I'm really not sure a human level AI would be at all that much of an advantage when it comes to developing technology at an accelerated rate, even at dramatically accelerated subjective time scales. Even in relatively narrow fields like nanotechnology, there are thousands of people investing a lot of time into working on it, not to mention all the people working in disparate disciplines which feed intellectual capital into the field. That's likely tens or hundreds of thousands of man hours a day invested, plus access to the materials needed to run experiments. Keep in mind that your AI is limited by the speed at which experiments can be run in the real world, and must devote a significant portion of its time to unrelated intellectual labor in order to fund both its own operation, and real-world experiments. In order to outpace human research under these constraints, the AI would need to be operating on timescales so fast that they may be physically unrealistic.

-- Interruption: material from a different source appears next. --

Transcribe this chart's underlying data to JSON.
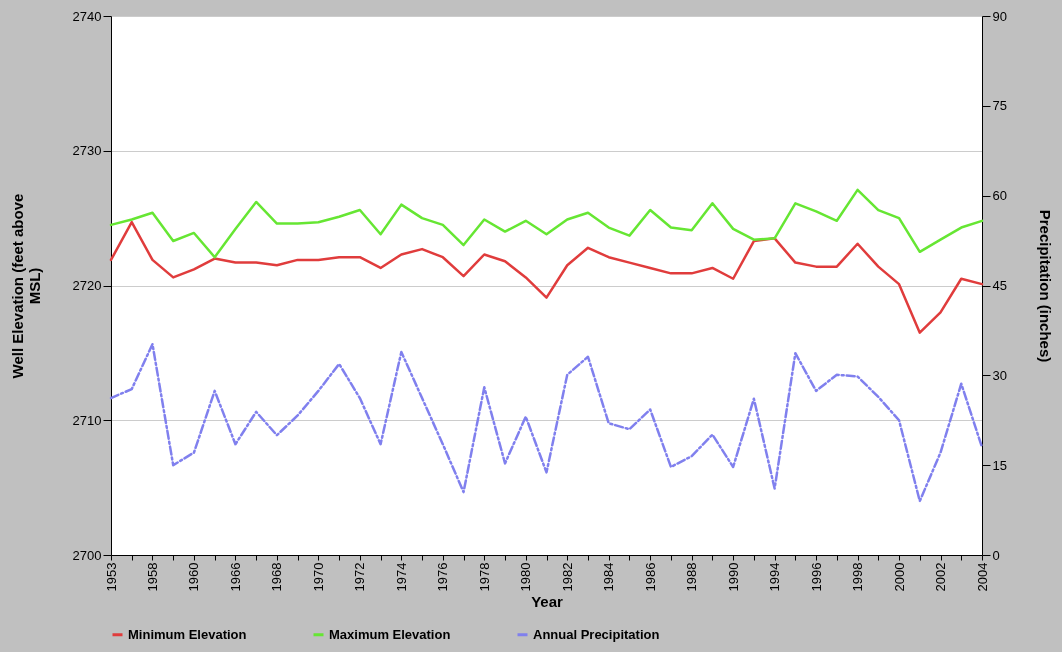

In short, I would say it's likely that your AI would perform extremely well in intelligence tests against any single human, provided it were willing to do the grunt work of really thinking about every decision. I just don't think it could outpace humanity.

Yes. My (admittedly poor) judgment is that while I'd certainly be crushed by an unfriendly intelligence explosion, I probably wouldn't survive long in something like Robin Hanson's "em world" either.

But answering the intelligence explosion question becomes important when it comes to strategies for surviving the development of above-human-level AI. If unfriendly intelligence explosions are likely then it severely limits which strategies will work. If friendly intelligence explosions are possible then it suggests a strategy which might work.

I'm pretty sure it wouldn't need to be nearly that advanced. A few modestly intelligent humans without ethical restrictions could already do an enormous amount of harm, and it is entirely possible that they could cause human extinction. Gwern has written some truly excellent material on the subject, if you're interested.